About Myself¶
Artificial Intelligence? Computer Vision? Natural language Processing?¶
Artificial Intelligence never fails to appeal to me.
Just like Doraemon to Nobita Nobi , I have been dreaming of having a computer friend since I was a kid. It has a bunch of fancy inventions from the 22nd century in his four dimension pocket, joins me on the adventure exploring this world, and most importantly, teaches by honest words and actions instead of banalities. For years, I scratched numerous drafts about how it would look like, imagined the fancy capabilities it might have, and even came up with scenarios where it could come to realities without scaring my parents. Well, most of them is lost in time, but the fantasy for building such a powerful program still sticks to my mind.

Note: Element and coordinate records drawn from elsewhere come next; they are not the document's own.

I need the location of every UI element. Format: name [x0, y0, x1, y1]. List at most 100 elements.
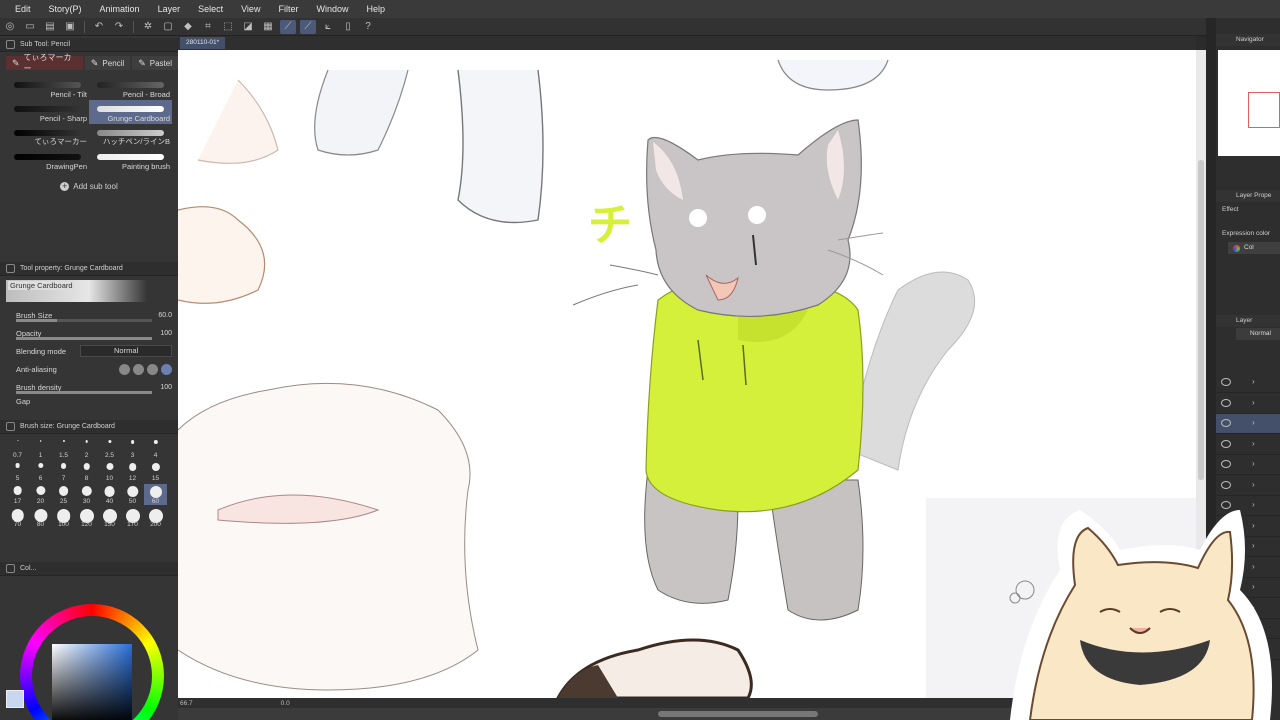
brush-size-option[interactable]: 5: [6, 461, 29, 482]
layer-row[interactable]: ›: [1216, 414, 1280, 434]
brush-size-option[interactable]: 0.7: [6, 438, 29, 459]
snap-ruler-icon[interactable]: ⟋: [280, 19, 296, 34]
brush-size-property[interactable]: Brush Size 60.0: [0, 306, 178, 324]
menu-item-filter[interactable]: Filter: [269, 4, 307, 14]
brush-item[interactable]: Grunge Cardboard: [89, 100, 172, 124]
brush-size-option[interactable]: 25: [52, 484, 75, 505]
brush-item[interactable]: ハッチペン/ラインB: [89, 124, 172, 148]
menu-item-select[interactable]: Select: [189, 4, 232, 14]
brush-size-option[interactable]: 15: [144, 461, 167, 482]
brush-size-option[interactable]: 7: [52, 461, 75, 482]
brush-item[interactable]: てぃろマーカー: [6, 124, 89, 148]
brush-size-slider[interactable]: [16, 319, 152, 322]
main-color-swatch[interactable]: [6, 690, 24, 708]
menu-item-animation[interactable]: Animation: [91, 4, 149, 14]
help-icon[interactable]: ?: [360, 20, 376, 34]
reference-icon[interactable]: ▯: [340, 20, 356, 34]
brush-size-option[interactable]: 120: [75, 507, 98, 528]
layer-blend-select[interactable]: Normal: [1236, 328, 1280, 340]
menu-item-layer[interactable]: Layer: [149, 4, 190, 14]
menu-item-window[interactable]: Window: [307, 4, 357, 14]
blending-mode-select[interactable]: Normal: [80, 345, 172, 357]
open-file-icon[interactable]: ▤: [42, 20, 58, 34]
brush-density-slider[interactable]: [16, 391, 152, 394]
anti-aliasing-property[interactable]: Anti-aliasing: [0, 360, 178, 378]
new-file-icon[interactable]: ▭: [22, 20, 38, 34]
eye-icon[interactable]: [1221, 378, 1231, 386]
anti-aliasing-options[interactable]: [119, 363, 172, 375]
loading-icon[interactable]: ✲: [140, 20, 156, 34]
redo-icon[interactable]: ↷: [111, 20, 127, 34]
chevron-right-icon[interactable]: ›: [1252, 439, 1255, 448]
brush-item[interactable]: DrawingPen: [6, 148, 89, 172]
brush-density-value[interactable]: 100: [160, 384, 172, 391]
snap-grid-icon[interactable]: ⟀: [320, 20, 336, 34]
app-icon[interactable]: ◎: [2, 20, 18, 34]
brush-size-option[interactable]: 4: [144, 438, 167, 459]
brush-size-option[interactable]: 80: [29, 507, 52, 528]
brush-size-option[interactable]: 40: [98, 484, 121, 505]
eye-icon[interactable]: [1221, 419, 1231, 427]
color-mode-button[interactable]: Col: [1228, 242, 1280, 254]
sub-tool-tab[interactable]: ✎ Pencil: [84, 56, 131, 70]
zoom-readout[interactable]: 66.7: [180, 700, 193, 707]
brush-item[interactable]: Pencil - Broad: [89, 76, 172, 100]
sub-tool-tab[interactable]: ✎ Pastel: [132, 56, 178, 70]
opacity-property[interactable]: Opacity 100: [0, 324, 178, 342]
layer-panel-header[interactable]: Layer: [1216, 315, 1280, 327]
brush-size-option[interactable]: 12: [121, 461, 144, 482]
chevron-right-icon[interactable]: ›: [1252, 459, 1255, 468]
eye-icon[interactable]: [1221, 439, 1231, 448]
view-frame[interactable]: [1248, 92, 1280, 128]
clear-icon[interactable]: ▢: [160, 20, 176, 34]
transform-icon[interactable]: ⌗: [200, 20, 216, 34]
brush-item[interactable]: Pencil - Tilt: [6, 76, 89, 100]
brush-size-value[interactable]: 60.0: [158, 312, 172, 319]
rotation-readout[interactable]: 0.0: [281, 700, 290, 707]
opacity-slider[interactable]: [16, 337, 152, 340]
brush-size-option[interactable]: 60: [144, 484, 167, 505]
undo-icon[interactable]: ↶: [91, 20, 107, 34]
chevron-right-icon[interactable]: ›: [1252, 418, 1255, 427]
eye-icon[interactable]: [1221, 398, 1231, 407]
brush-size-option[interactable]: 20: [29, 484, 52, 505]
brush-size-option[interactable]: 30: [75, 484, 98, 505]
add-sub-tool-button[interactable]: + Add sub tool: [0, 182, 178, 191]
menu-item-help[interactable]: Help: [357, 4, 394, 14]
invert-selection-icon[interactable]: ◪: [240, 20, 256, 34]
crop-icon[interactable]: ▦: [260, 20, 276, 34]
eye-icon[interactable]: [1221, 460, 1231, 468]
sub-tool-tab[interactable]: ✎ てぃろマーカー: [6, 53, 83, 73]
gap-property[interactable]: Gap: [0, 396, 178, 406]
canvas-tab[interactable]: 280110-01*: [180, 37, 226, 49]
menu-item-storyp[interactable]: Story(P): [40, 4, 91, 14]
menu-item-edit[interactable]: Edit: [6, 4, 40, 14]
blending-mode-property[interactable]: Blending mode Normal: [0, 342, 178, 360]
opacity-value[interactable]: 100: [160, 330, 172, 337]
layer-row[interactable]: ›: [1216, 435, 1280, 455]
navigator-preview[interactable]: [1218, 50, 1280, 156]
navigator-header[interactable]: Navigator: [1216, 34, 1280, 46]
layer-property-header[interactable]: Layer Prope: [1216, 190, 1280, 202]
brush-size-option[interactable]: 10: [98, 461, 121, 482]
brush-item[interactable]: Pencil - Sharp: [6, 100, 89, 124]
brush-density-property[interactable]: Brush density 100: [0, 378, 178, 396]
layer-row[interactable]: ›: [1216, 455, 1280, 475]
brush-size-option[interactable]: 2.5: [98, 438, 121, 459]
saturation-value-square[interactable]: [52, 644, 132, 720]
fill-icon[interactable]: ◆: [180, 20, 196, 34]
brush-size-option[interactable]: 200: [144, 507, 167, 528]
brush-size-option[interactable]: 6: [29, 461, 52, 482]
brush-size-option[interactable]: 70: [6, 507, 29, 528]
brush-size-option[interactable]: 1.5: [52, 438, 75, 459]
chevron-right-icon[interactable]: ›: [1252, 398, 1255, 407]
snap-special-ruler-icon[interactable]: ⟋: [300, 19, 316, 34]
chevron-right-icon[interactable]: ›: [1252, 377, 1255, 386]
menu-item-view[interactable]: View: [232, 4, 269, 14]
brush-item[interactable]: Painting brush: [89, 148, 172, 172]
eye-icon[interactable]: [1221, 480, 1231, 489]
brush-size-option[interactable]: 150: [98, 507, 121, 528]
brush-size-option[interactable]: 50: [121, 484, 144, 505]
brush-size-option[interactable]: 100: [52, 507, 75, 528]
save-icon[interactable]: ▣: [62, 20, 78, 34]
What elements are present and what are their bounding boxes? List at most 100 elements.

Finished the elementary school and high school in China, I was fortunate to came aboard to Canada to continue my study at McGill University, majoring in eletrical engineering. Studying at McGill really broadened my horizons, and it was the real starting point for me to get to know programming algorithms, electrical circuits, information theory and a lot of cool stuff. Being exposure to this massive amount of new knowledge is an exciting yet challenging journey, and no need for mentioning how many nights spent in the Schulich library. However, there was always one question confusing me: What do I want to do with these great pieces of knowledge? Trying to find this answer, I took a few internships across different industries, with various technical focuses. I witnessed how teams across the world leveraged their own experties, contributing to making a great product that faciliated millions of people. I was also amazed to see that people were willing to spend days in improving browsers just to render contents with 1 second faster. On one side, all of these experiences pushed me to go further with my study, and opened completely new worlds. On the other side, they also deepened my question. Time is limited, decisions need to be made.
In the last year of my bachelor study, one of my friends mentioned me a course named computer vision that he was about to take. For curiosity, I clicked the course website in the evening, and was greatly surprised of the amazing things that it can do. For the first time, I realized computer algorithms are not only applied to sort an array or to design the shortest path for a busy postman. Instead, it can be so connected to the most of vision-related tasks we perform in the daily life, to recognize a poker card, to restore an old image, and even to stabilize poor-taken videos from amateurs. I took the course without hesitation. It was also around the same time when everyone started to talk deep learning. The success of AlexNet proved that applying the data-hungry iterative process is feasible even in the high dimensional data like images. Millions of dollars were spent by the those tech giants to build AI labs. The power of supervised learning can even be explained clearly by hosts in late night TV shows。 It looked like everything could be solved by deep learning, and the only problem remained as how we can apply this fashionable approach to actually do them. Being fascinated to know all of this, I thought it would be cool to go one step further by taking the graduate school, in order to have a better understanding of how things exactly work. With a mixed feeling for being excited and concerned, I chose the graduate school at McGill over a job offer at a bank. Many years later when I looked back at this decision in those sleepless nights, I really appreciated the choice I made: It is always easier to believe a plausible statement from others, rather than figuring out if the statement is really valid by myself. The Deep learning, which sounds promising and does deliver astonishing performances, also comes with a lot of non-neglectable problems. Through my graduate study, one of my main tasks was to identify these limitations and designed corresponding solutions to mitigate them.